Its not “to shake or not to shake.” Its To dis or not to dis.

To shake or not to shake: That is the question for colleges and universities trying to celebrate graduation while avoiding a flu pandemic.

At the University of Northern Iowa and Iowa State University commencements this weekend, graduates will be asked to use hand sanitizer before walking onto the stage to shake the hands of university presidents and other officials.

School officials decided that despite cases of H1N1 in the state – including one confirmed case at ISU – the symbolism of the handshake was more important than the slight risk of passing the virus.

Other Iowa colleges and universities have been grappling with the same question this week, with most schools deciding to keep the handshakes.

A few universities across the country have nixed the traditional glad-handing at commencement ceremonies because of fears the action could transmit the H1N1 virus, also known as the swine flu.
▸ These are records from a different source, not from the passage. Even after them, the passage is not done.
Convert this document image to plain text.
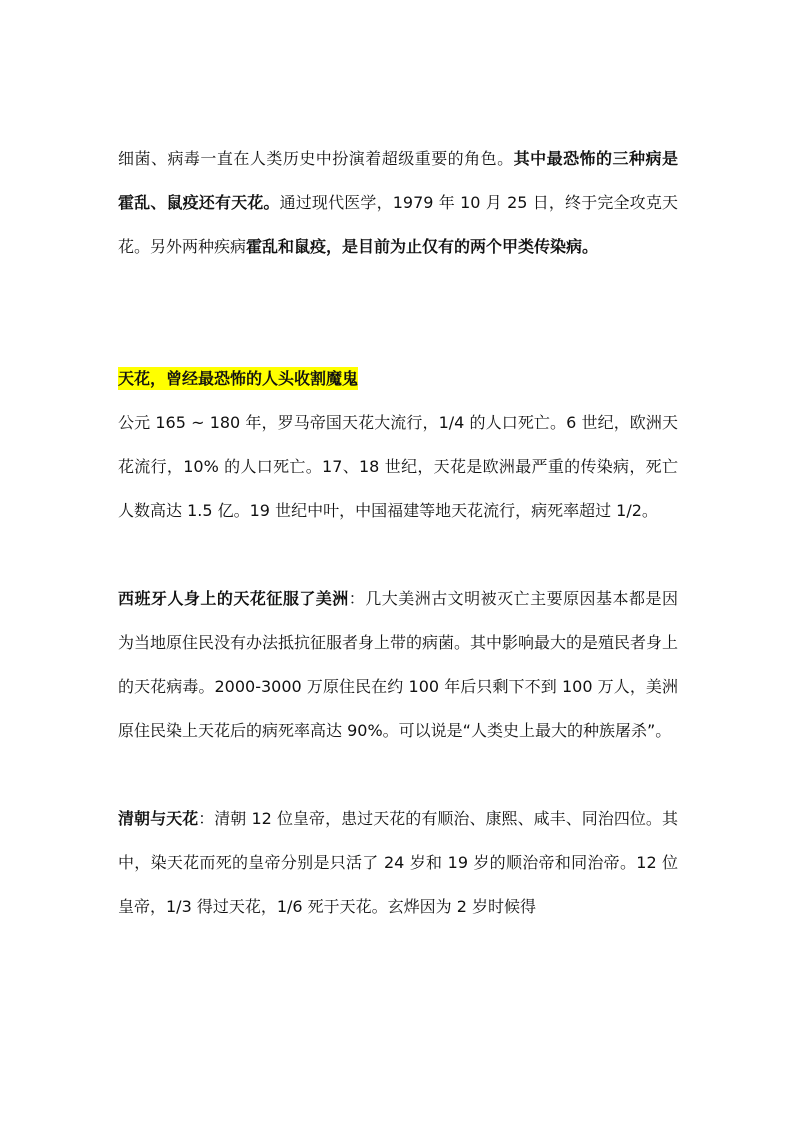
细菌、病毒一直在人类历史中扮演着超级重要的角色。其中最恐怖的三种病是霍乱、鼠疫还有天花。通过现代医学，1979 年 10 月 25 日，终于完全攻克天花。另外两种疾病霍乱和鼠疫，是目前为止仅有的两个甲类传染病。

天花，曾经最恐怖的人头收割魔鬼

公元 165 ~ 180 年，罗马帝国天花大流行，1/4 的人口死亡。6 世纪，欧洲天花流行，10% 的人口死亡。17、18 世纪，天花是欧洲最严重的传染病，死亡人数高达 1.5 亿。19 世纪中叶，中国福建等地天花流行，病死率超过 1/2。

西班牙人身上的天花征服了美洲：几大美洲古文明被灭亡主要原因基本都是因为当地原住民没有办法抵抗征服者身上带的病菌。其中影响最大的是殖民者身上的天花病毒。2000-3000 万原住民在约 100 年后只剩下不到 100 万人，美洲原住民染上天花后的病死率高达 90%。可以说是“人类史上最大的种族屠杀”。

清朝与天花：清朝 12 位皇帝，患过天花的有顺治、康熙、咸丰、同治四位。其中，染天花而死的皇帝分别是只活了 24 岁和 19 岁的顺治帝和同治帝。12 位皇帝，1/3 得过天花，1/6 死于天花。玄烨因为 2 岁时候得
“There’s been a lot of ‘Should we shake or should we not?’ ” said Kate Guess, spokeswoman for UNI. “Handshakes are on.”

Iowa Department of Public Health officials do not believe handshaking poses a great risk of virus transmission, said spokeswoman Polly Carver-Kimm. However, she advised students and administrators to wash their hands before and after the ceremonies or use hand sanitizer.

“There’s a lot of tradition and ceremony” at graduation, said ISU spokeswoman Annette Hacker. “You hate to lose that, but we’re trying to put measures in place to keep people healthy.”
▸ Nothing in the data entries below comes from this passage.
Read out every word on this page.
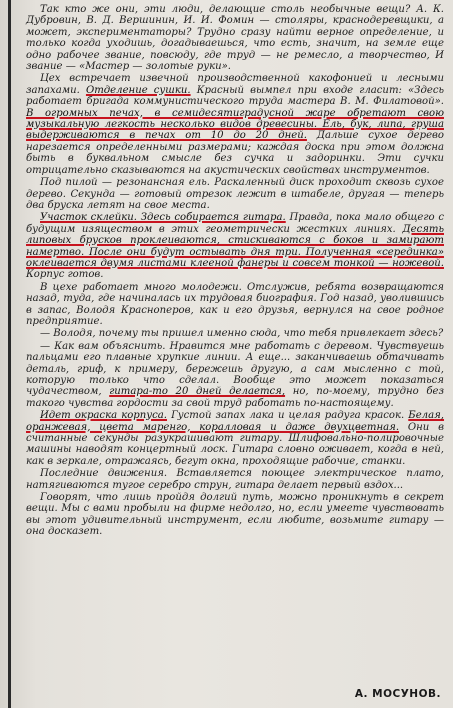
Так кто же они, эти люди, делающие столь необычные вещи? А. К. Дубровин, В. Д. Вершинин, И. И. Фомин — столяры, краснодеревщики, а может, экспериментаторы? Трудно сразу найти верное определение, и только когда уходишь, догадываешься, что есть, значит, на земле еще одно рабочее звание, повсюду, где труд — не ремесло, а творчество, И звание — «Мастер — золотые руки».

Цех встречает извечной производственной какофонией и лесными запахами. Отделение сушки. Красный вымпел при входе гласит: «Здесь работает бригада коммунистического труда мастера В. М. Филатовой». В огромных печах, в семидесятиградусной жаре обретают свою музыкальную легкость несколько видов древесины. Ель, бук, липа, груша выдерживаются в печах от 10 до 20 дней. Дальше сухое дерево нарезается определенными размерами; каждая доска при этом должна быть в буквальном смысле без сучка и задоринки. Эти сучки отрицательно сказываются на акустических свойствах инструментов.

Под пилой — резонансная ель. Раскаленный диск проходит сквозь сухое дерево. Секунда — готовый отрезок лежит в штабеле, другая — теперь два бруска летят на свое места.

Участок склейки. Здесь собирается гитара. Правда, пока мало общего с будущим изяществом в этих геометрически жестких линиях. Десять липовых брусков проклеиваются, стискиваются с боков и замирают намертво. После они будут остывать дня три. Полученная «серединка» оклеивается двумя листами клееной фанеры и совсем тонкой — ножевой. Корпус готов.

В цехе работает много молодежи. Отслужив, ребята возвращаются назад, туда, где начиналась их трудовая биография. Год назад, уволившись в запас, Володя Красноперов, как и его друзья, вернулся на свое родное предприятие.

— Володя, почему ты пришел именно сюда, что тебя привлекает здесь?

— Как вам объяснить. Нравится мне работать с деревом. Чувствуешь пальцами его плавные хрупкие линии. А еще... заканчиваешь обтачивать деталь, гриф, к примеру, бережешь другую, а сам мысленно с той, которую только что сделал. Вообще это может показаться чудачеством, гитара-то 20 дней делается, но, по-моему, трудно без такого чувства гордости за свой труд работать по-настоящему.

Идет окраска корпуса. Густой запах лака и целая радуга красок. Белая, оранжевая, цвета маренго, коралловая и даже двухцветная. Они в считанные секунды разукрашивают гитару. Шлифовально-полировочные машины наводят концертный лоск. Гитара словно оживает, когда в ней, как в зеркале, отражаясь, бегут окна, проходящие рабочие, станки.

Последние движения. Вставляется поющее электрическое плато, натягиваются тугое серебро струн, гитара делает первый вздох...

Говорят, что лишь пройдя долгий путь, можно проникнуть в секрет вещи. Мы с вами пробыли на фирме недолго, но, если умеете чувствовать вы этот удивительный инструмент, если любите, возьмите гитару — она досказет.

А. МОСУНОВ.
The University of Iowa does not plan any changes for its graduation ceremonies May 14 through 17.

Northwest Missouri State University President Dean Hubbard told about 470 graduates at two May ceremonies in Maryville, Mo., that he would not shake their hands because of the H1N1 virus. Hubbard quipped to the crowds that he had considered an Asian-inspired bow or some other greeting, but he decided against it, said Northwest Missouri State spokesman Anthony Brown.
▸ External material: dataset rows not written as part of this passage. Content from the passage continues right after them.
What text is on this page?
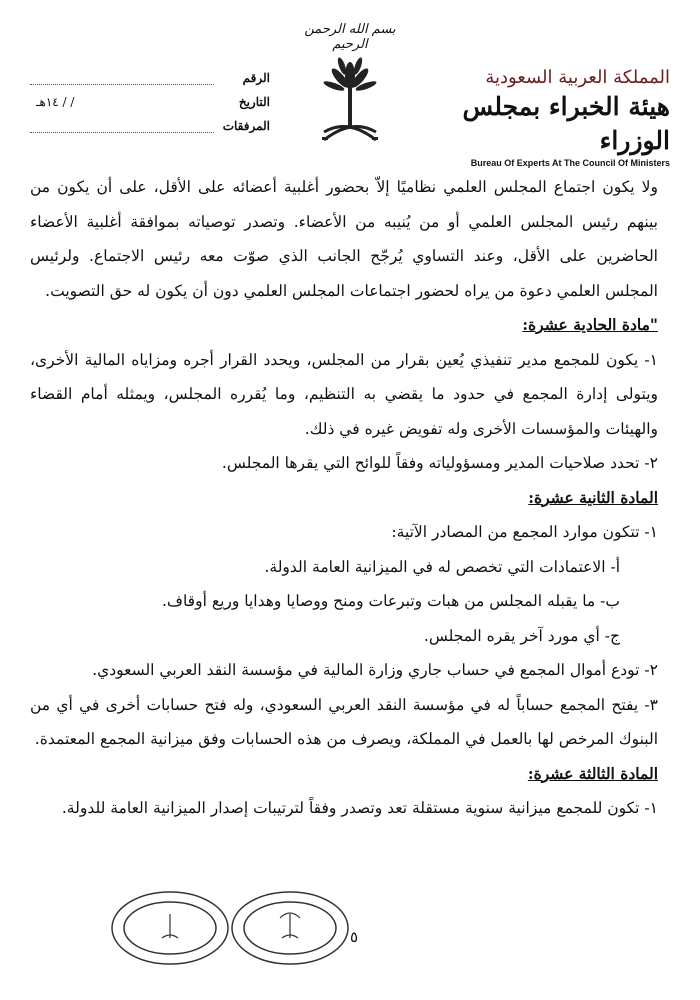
بسم الله الرحمن الرحيم
المملكة العربية السعودية
هيئة الخبراء بمجلس الوزراء
Bureau Of Experts At The Council Of Ministers
الرقم
التاريخ
/ / ١٤هـ
المرفقات

ولا يكون اجتماع المجلس العلمي نظاميًا إلاّ بحضور أغلبية أعضائه على الأقل، على أن يكون من بينهم رئيس المجلس العلمي أو من يُنيبه من الأعضاء. وتصدر توصياته بموافقة أغلبية الأعضاء الحاضرين على الأقل، وعند التساوي يُرجّح الجانب الذي صوّت معه رئيس الاجتماع. ولرئيس المجلس العلمي دعوة من يراه لحضور اجتماعات المجلس العلمي دون أن يكون له حق التصويت.

"مادة الحادية عشرة:

١- يكون للمجمع مدير تنفيذي يُعين بقرار من المجلس، ويحدد القرار أجره ومزاياه المالية الأخرى، ويتولى إدارة المجمع في حدود ما يقضي به التنظيم، وما يُقرره المجلس، ويمثله أمام القضاء والهيئات والمؤسسات الأخرى وله تفويض غيره في ذلك.

٢- تحدد صلاحيات المدير ومسؤولياته وفقاً للوائح التي يقرها المجلس.

المادة الثانية عشرة:

١- تتكون موارد المجمع من المصادر الآتية:

أ- الاعتمادات التي تخصص له في الميزانية العامة الدولة.

ب- ما يقبله المجلس من هبات وتبرعات ومنح ووصايا وهدايا وريع أوقاف.

ج- أي مورد آخر يقره المجلس.

٢- تودع أموال المجمع في حساب جاري وزارة المالية في مؤسسة النقد العربي السعودي.

٣- يفتح المجمع حساباً له في مؤسسة النقد العربي السعودي، وله فتح حسابات أخرى في أي من البنوك المرخص لها بالعمل في المملكة، ويصرف من هذه الحسابات وفق ميزانية المجمع المعتمدة.

المادة الثالثة عشرة:

١- تكون للمجمع ميزانية سنوية مستقلة تعد وتصدر وفقاً لترتيبات إصدار الميزانية العامة للدولة.

٥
“There was some talk in the hallway afterward, ‘You know what the president did?’ ” Brown said. “My feeling was there was very little comment about it one way or another.”

Many of Iowa’s private colleges are adopting a wait-and-see approach.

“We are not changing any dates or procedures regarding course schedules, activities and events, finals week, or commencement,” said Jerry Johnson, spokesman for Luther College in Decorah. But the college is following its pandemic preparedness and response plan and will alter plans for the May 24 commencement if necessary, he said.

Many colleges and universities will offer live Webcasts of their ceremonies, which would allow family members who are ill to watch from home, said Duane Beeson, spokesman for Northwestern College in Orange City.

Colleges and universities have been seeking a balance between public health and tradition for decades.

The U of I canceled an Oct. 12, 1918, football game against Northwestern University because of the Spanish flu, according to a 1983 column in the Iowa City Press-Citizen by late Iowa City historian Irving Weber.

The Hawkeyes substituted a game with Coe College but didn’t let any fans in to watch. Iowa won the game 25-0, even though three first-string Hawkeyes were down with the flu, Weber wrote.